Joachim Nied (DB AG) macht deutlich, dass die Reihenfolge auf eine Vorgabe des Bund zurückgehe. Er habe zunächst die Finanzierungsvereinbarung für die Blockverdichtung abgeschlossen.

Seines Wissens handele es sich um 156 Nahverkehrszüge, zehn Fernverkehrszüge, und der Rest seien Güterzüge.

Auf eine Nachfrage von Jochen Ott (SPD) bestätigt Joachim Nied (DB AG), dass sich die Reihenfolge geändert habe.

Jochen Ott (SPD) stellt fest, dass die Reihenfolge verändert worden sei. Insofern seien die Ausführungen des Ministers korrekt gewesen. Diese Veränderung sei sehr ärgerlich. Den Ausführungen der Bahn entnehme er, dass versucht werde, eine billige Ausweichlösung hinzubekommen, weil der Bau des dritten Gleises nicht vorangetrieben werde und die Waren transportiert werden müssten.

PStS Horst Becker (MWEBWV) macht deutlich, dass die Darstellungen der Bahn nicht der Vertragslage entsprächen. Der Vertragslage würde entsprechen, wenn der Lärmschutz vor der Blockverdichtung unabhängig davon, ob das dritte Gleis realisiert worden sei oder nicht, realisiert würde. Der Bund weiche also zusammen mit der Bahn vom Vertrag ab. Nun stehe man vor der Wahl, den Vertrag aufzulösen oder eine Lösung herbeizuführen. Die Landesregierung bestehe auf eine zeitnahe Realisierung des Lärmschutzes. Auch darüber werde das Gespräch gesucht, weil die derzeitigen Lärmbelastungen der Bevölkerung nicht akzeptiert werden könnten.
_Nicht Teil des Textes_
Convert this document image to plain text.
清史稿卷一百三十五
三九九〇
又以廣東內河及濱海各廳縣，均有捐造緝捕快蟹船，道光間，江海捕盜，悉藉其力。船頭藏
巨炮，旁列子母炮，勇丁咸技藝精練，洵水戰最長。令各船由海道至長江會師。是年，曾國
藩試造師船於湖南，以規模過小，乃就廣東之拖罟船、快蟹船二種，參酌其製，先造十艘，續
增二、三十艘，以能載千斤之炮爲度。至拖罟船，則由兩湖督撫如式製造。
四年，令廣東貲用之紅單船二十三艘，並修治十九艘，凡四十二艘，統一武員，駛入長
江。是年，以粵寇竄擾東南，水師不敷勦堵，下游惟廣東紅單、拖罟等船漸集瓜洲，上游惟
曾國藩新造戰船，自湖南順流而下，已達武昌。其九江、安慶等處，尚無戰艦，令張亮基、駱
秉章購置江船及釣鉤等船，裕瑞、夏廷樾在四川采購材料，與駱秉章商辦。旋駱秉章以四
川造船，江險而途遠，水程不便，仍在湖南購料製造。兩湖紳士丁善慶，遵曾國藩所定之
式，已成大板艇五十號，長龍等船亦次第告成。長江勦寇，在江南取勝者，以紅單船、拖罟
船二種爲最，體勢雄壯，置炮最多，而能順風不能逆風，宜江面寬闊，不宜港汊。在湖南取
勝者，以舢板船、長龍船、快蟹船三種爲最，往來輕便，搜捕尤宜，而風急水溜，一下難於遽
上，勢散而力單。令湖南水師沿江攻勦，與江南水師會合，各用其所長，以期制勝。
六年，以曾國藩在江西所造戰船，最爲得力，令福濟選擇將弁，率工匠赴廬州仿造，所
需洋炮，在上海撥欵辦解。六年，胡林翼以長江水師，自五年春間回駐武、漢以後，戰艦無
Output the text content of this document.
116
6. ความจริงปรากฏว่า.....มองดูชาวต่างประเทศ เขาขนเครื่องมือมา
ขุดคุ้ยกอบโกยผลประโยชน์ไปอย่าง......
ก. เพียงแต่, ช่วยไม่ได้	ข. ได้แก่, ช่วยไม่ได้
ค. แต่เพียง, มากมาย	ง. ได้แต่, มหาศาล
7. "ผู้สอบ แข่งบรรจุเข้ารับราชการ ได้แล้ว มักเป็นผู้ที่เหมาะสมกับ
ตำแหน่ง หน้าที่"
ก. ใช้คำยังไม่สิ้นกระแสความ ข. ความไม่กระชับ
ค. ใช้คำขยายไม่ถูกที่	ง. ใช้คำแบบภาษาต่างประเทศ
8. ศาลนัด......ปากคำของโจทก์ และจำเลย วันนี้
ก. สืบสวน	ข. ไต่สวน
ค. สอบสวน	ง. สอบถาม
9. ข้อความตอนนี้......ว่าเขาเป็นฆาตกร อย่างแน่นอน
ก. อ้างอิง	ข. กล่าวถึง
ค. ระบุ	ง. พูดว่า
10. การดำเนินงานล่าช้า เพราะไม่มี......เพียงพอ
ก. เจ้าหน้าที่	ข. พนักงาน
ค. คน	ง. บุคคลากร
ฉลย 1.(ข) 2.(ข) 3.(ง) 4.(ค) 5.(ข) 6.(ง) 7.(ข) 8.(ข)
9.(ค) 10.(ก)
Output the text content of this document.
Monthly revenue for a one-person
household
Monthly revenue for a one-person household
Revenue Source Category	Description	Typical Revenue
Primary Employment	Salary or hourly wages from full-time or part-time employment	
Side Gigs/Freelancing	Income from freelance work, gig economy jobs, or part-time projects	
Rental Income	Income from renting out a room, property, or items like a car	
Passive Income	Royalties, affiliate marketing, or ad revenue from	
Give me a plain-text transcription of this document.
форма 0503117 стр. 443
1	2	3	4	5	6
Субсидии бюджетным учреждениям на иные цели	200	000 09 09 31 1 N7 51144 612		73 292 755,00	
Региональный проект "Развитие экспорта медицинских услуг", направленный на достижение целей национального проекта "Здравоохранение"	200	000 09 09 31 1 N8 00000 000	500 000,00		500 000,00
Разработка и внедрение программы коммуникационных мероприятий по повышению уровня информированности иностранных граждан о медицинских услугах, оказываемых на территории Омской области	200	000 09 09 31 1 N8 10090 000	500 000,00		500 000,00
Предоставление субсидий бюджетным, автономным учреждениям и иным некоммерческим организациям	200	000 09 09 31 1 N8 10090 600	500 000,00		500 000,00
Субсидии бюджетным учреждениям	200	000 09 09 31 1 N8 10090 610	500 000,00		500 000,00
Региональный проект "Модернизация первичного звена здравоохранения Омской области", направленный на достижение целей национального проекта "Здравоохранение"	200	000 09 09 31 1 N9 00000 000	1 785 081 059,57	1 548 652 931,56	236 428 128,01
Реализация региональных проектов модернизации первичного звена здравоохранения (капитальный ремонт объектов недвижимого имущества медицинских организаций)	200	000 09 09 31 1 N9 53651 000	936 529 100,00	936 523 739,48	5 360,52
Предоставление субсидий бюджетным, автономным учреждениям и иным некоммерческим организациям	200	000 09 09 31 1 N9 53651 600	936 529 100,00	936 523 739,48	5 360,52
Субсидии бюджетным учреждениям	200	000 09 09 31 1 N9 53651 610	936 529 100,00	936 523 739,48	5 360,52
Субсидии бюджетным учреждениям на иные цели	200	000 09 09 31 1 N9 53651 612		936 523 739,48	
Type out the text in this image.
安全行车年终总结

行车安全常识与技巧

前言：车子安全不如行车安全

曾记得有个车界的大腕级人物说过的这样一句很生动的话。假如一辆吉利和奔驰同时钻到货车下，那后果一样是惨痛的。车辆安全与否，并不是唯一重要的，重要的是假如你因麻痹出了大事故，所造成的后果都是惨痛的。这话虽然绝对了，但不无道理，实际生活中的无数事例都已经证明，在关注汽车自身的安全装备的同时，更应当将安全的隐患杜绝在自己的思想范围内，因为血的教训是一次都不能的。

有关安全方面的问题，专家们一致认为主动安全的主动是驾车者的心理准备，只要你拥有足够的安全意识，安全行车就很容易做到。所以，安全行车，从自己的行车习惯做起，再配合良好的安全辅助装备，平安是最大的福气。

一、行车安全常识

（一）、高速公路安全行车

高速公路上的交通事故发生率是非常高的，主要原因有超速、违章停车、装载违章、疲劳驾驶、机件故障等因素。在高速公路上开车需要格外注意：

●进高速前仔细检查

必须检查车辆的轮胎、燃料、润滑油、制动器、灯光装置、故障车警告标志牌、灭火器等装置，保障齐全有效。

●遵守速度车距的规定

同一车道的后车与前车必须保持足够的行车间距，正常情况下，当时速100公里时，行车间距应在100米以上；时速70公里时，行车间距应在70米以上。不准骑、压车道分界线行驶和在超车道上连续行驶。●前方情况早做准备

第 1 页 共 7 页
Das Land stelle die Mittel aus den GVFG-Mitteln bereit. Der Bund beabsichtige, von 2014 bis 2019 die GVFG-Mittel abzuschmelzen und diese dann ab 2019 vollständig wegfallen zu lassen. Vor dem Hintergrund kämen die Unklarheiten bezüglich einer Realisierung des Lärmschutzes und des dritten Gleises ungelegen. Die Landesregierung wolle den Lärmschutz sowie das dritte Gleis und werde es nicht akzeptieren, es alleine bei der Blockverdichtung zu belassen. Er bitte Herrn Latsch darum, deutlich zu machen, ob die Bahn die Ausbaustrecke Emmerich­Walsum tatsächlich für eine Option halte, um zusätzliche Kapazität abzuwickeln.

Norbert Meesters (SPD) legt dar, das Thema Betuwe-Linie rufe bei der Bevölkerung vor Ort nur Angst und Sorge hervor, und zwar seit fast 20 Jahren.